After receiving the backing of the participating League clubs, the EFL are acting to further enhance the profile of the competition by increasing the total prize fund from £1.95million to a whopping £3million – doubling the fee earned for winning a group stage match from £10,000 to £20,000.

Among changes ringed to the competition’s rulebook, the EFL will now allow League One and League Two clubs more flexibility in their own team selections having imposed fines on Luton Town and Portsmouth earlier in the season for making wholesale changes to their starting squad.

The previous rule stated that no more than five changes could be made for the Checkatrade Trophy following on from a club’s prior matchday squad named for a league match. Something both Luton and Portsmouth did last season to give their own academy prospects valuable experience playing alongside first-team seniors.

Fan action: The B Team Boycott and general fan opposition to the pilot format saw attendances drop by an average of 56% (Action Images / Lee Smith)

Broken records: The Checkatrade Trophy ended on a high as Coventry and Oxford fans posted the largest attendance for the competition’s final since Wembley was redeveloped (photo: Action Images / Tony O’Brien)

The group-stage draw will be made in July for next season’s competition where all Premier League sides with eligible academies will be invited to participate again. This could include the likes of Arsenal, both Manchester clubs, and Tottenham Hotspur who could feature having all rejected the invite last July.

The receiving support from member clubs, EFL chief executive Shaun Harvey said: “The history of the EFL Trophy is one of new ideas and innovation, but at its heart has always been the belief that this is an opportunity for League One and League Two clubs to taste cup success.

“I am therefore delighted to see the backing the Checkatrade Trophy has received from our clubs for the next two seasons, following a full and comprehensive review of this year’s pilot format.

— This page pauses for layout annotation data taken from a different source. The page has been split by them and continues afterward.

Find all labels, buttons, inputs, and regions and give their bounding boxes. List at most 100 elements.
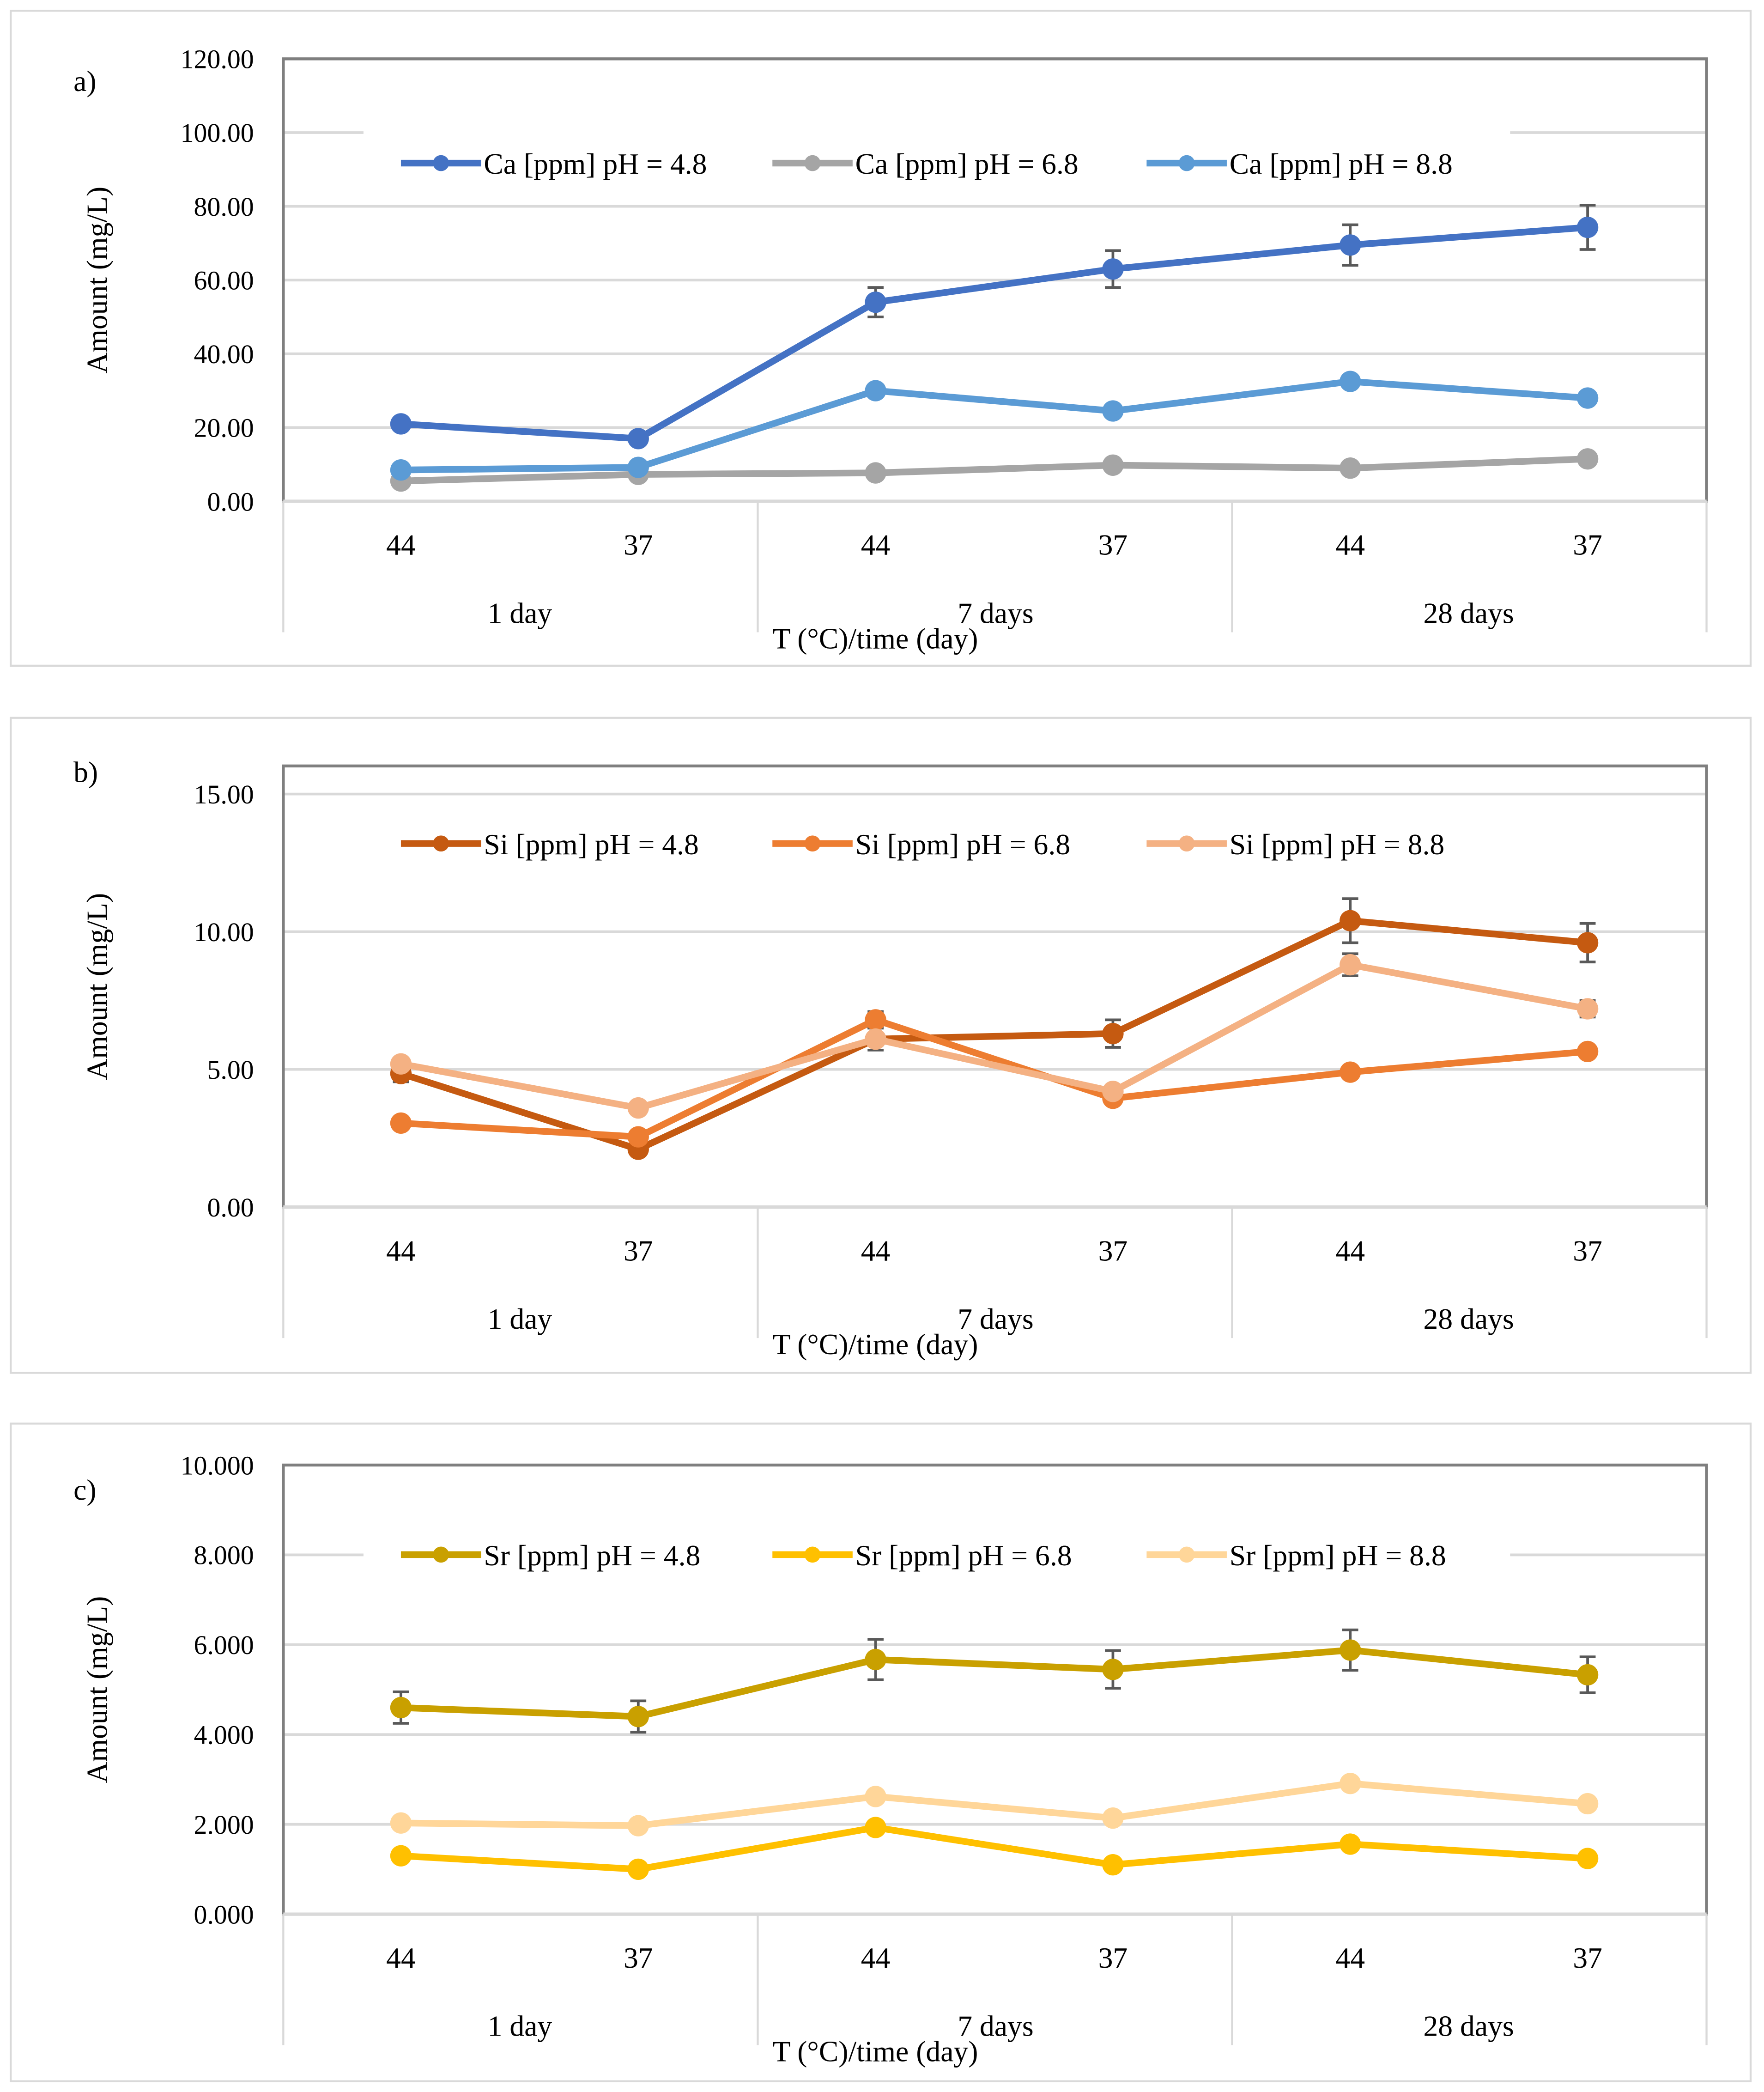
data-point <box>1576 998 1599 1020</box>
legend-label: Si [ppm] pH = 6.8 <box>855 828 1070 861</box>
y-tick-label: 10.000 <box>181 1450 254 1480</box>
data-point <box>390 1053 412 1075</box>
x-tick-label: 37 <box>624 1234 653 1267</box>
data-point <box>865 1648 886 1671</box>
legend-item: Sr [ppm] pH = 4.8 <box>400 1539 700 1572</box>
y-tick-label: 80.00 <box>194 192 254 222</box>
legend-background <box>363 809 1510 878</box>
x-group-label: 1 day <box>488 596 552 629</box>
data-point <box>1340 1061 1361 1083</box>
y-axis-title: Amount (mg/L) <box>80 187 113 374</box>
data-point <box>1340 1773 1361 1794</box>
legend-item: Ca [ppm] pH = 4.8 <box>400 147 707 180</box>
data-point <box>390 1697 412 1719</box>
legend-item: Ca [ppm] pH = 8.8 <box>1146 147 1453 180</box>
x-tick-label: 44 <box>386 1234 416 1267</box>
data-point <box>390 413 412 435</box>
data-point <box>627 456 649 478</box>
x-group-label: 7 days <box>958 1302 1033 1335</box>
data-point <box>1576 448 1599 470</box>
y-tick-label: 2.000 <box>194 1810 254 1840</box>
data-point <box>1102 1081 1124 1102</box>
x-tick-label: 44 <box>386 529 416 561</box>
x-tick-label: 44 <box>1335 1941 1365 1974</box>
x-group-label: 7 days <box>958 2009 1033 2042</box>
data-point <box>1576 216 1599 238</box>
data-point <box>627 1097 649 1119</box>
y-tick-label: 4.000 <box>194 1720 254 1750</box>
data-point <box>627 1126 649 1148</box>
x-group-label: 1 day <box>488 1302 552 1335</box>
series-line <box>400 378 1588 474</box>
data-point <box>1576 1848 1599 1869</box>
y-tick-label: 20.00 <box>194 413 254 443</box>
series-2 <box>390 1817 1599 1880</box>
data-point <box>1340 910 1361 931</box>
x-group-label: 28 days <box>1423 1302 1514 1335</box>
series-3 <box>390 371 1599 481</box>
x-tick-label: 44 <box>1335 1234 1365 1267</box>
x-group-label: 28 days <box>1423 2009 1514 2042</box>
data-point <box>865 1786 886 1807</box>
legend-marker <box>1178 835 1195 852</box>
y-tick-label: 0.000 <box>194 1899 254 1929</box>
y-tick-label: 120.00 <box>181 44 254 74</box>
y-tick-label: 0.00 <box>207 487 254 517</box>
data-point <box>627 1858 649 1880</box>
legend-label: Ca [ppm] pH = 8.8 <box>1230 147 1453 180</box>
x-tick-label: 37 <box>1573 1234 1602 1267</box>
data-point <box>627 1706 649 1727</box>
chart-panel-a: 0.00 20.00 40.00 60.00 80.00 100.00 120.00 44 37… <box>9 10 1752 667</box>
legend-background <box>363 128 1510 198</box>
panel-label: a) <box>73 65 96 97</box>
data-point <box>1340 234 1361 256</box>
data-point <box>627 428 649 450</box>
x-tick-label: 44 <box>386 1941 416 1974</box>
data-point <box>865 462 886 484</box>
x-tick-label: 37 <box>1573 529 1602 561</box>
x-group-label: 7 days <box>958 596 1033 629</box>
data-point <box>1340 457 1361 479</box>
data-point <box>1102 400 1124 422</box>
series-line <box>400 1016 1588 1140</box>
legend-item: Sr [ppm] pH = 8.8 <box>1146 1539 1446 1572</box>
legend-label: Si [ppm] pH = 8.8 <box>1230 828 1444 861</box>
x-axis-title: T (°C)/time (day) <box>773 1328 978 1361</box>
y-tick-label: 5.00 <box>207 1055 254 1085</box>
data-point <box>865 291 886 313</box>
series-line <box>400 961 1588 1112</box>
legend-item: Si [ppm] pH = 8.8 <box>1146 828 1444 861</box>
x-tick-label: 44 <box>861 529 891 561</box>
legend-marker <box>804 1546 821 1563</box>
x-tick-label: 37 <box>624 1941 653 1974</box>
legend-marker <box>433 835 449 852</box>
y-tick-label: 100.00 <box>181 118 254 148</box>
legend-item: Si [ppm] pH = 4.8 <box>400 828 699 861</box>
panel-border <box>9 10 1752 667</box>
data-point <box>1340 1833 1361 1855</box>
x-axis-title: T (°C)/time (day) <box>773 2035 978 2068</box>
data-point <box>390 459 412 481</box>
x-tick-label: 37 <box>624 529 653 561</box>
data-point <box>1576 1040 1599 1063</box>
legend-label: Ca [ppm] pH = 6.8 <box>855 147 1079 180</box>
legend-marker <box>804 835 821 852</box>
data-point <box>1102 454 1124 476</box>
x-tick-label: 37 <box>1573 1941 1602 1974</box>
legend-label: Sr [ppm] pH = 6.8 <box>855 1539 1072 1572</box>
y-tick-label: 8.000 <box>194 1540 254 1570</box>
legend-item: Si [ppm] pH = 6.8 <box>772 828 1070 861</box>
data-point <box>627 1815 649 1837</box>
legend-label: Sr [ppm] pH = 8.8 <box>1230 1539 1446 1572</box>
data-point <box>1340 1639 1361 1661</box>
y-tick-label: 10.00 <box>194 917 254 947</box>
y-tick-label: 40.00 <box>194 339 254 369</box>
data-point <box>1102 1854 1124 1876</box>
series-line <box>400 456 1588 485</box>
data-point <box>1576 1793 1599 1815</box>
legend-item: Ca [ppm] pH = 6.8 <box>772 147 1079 180</box>
x-tick-label: 44 <box>861 1234 891 1267</box>
series-1 <box>390 204 1599 450</box>
legend-label: Ca [ppm] pH = 4.8 <box>484 147 707 180</box>
data-point <box>865 380 886 401</box>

“We wanted to ensure that League One and League Two Clubs had the opportunity to make the key decisions regarding where we take the competition in 2017/18 and beyond and I believe we have reached a revised format that benefits all parties.
“EFL Clubs will have greater flexibility with regard to team selection, while still maintaining the principle that this is a first team competition for our clubs that will support the development and progression of young players. The competition will also provide significant financial rewards for all EFL Clubs.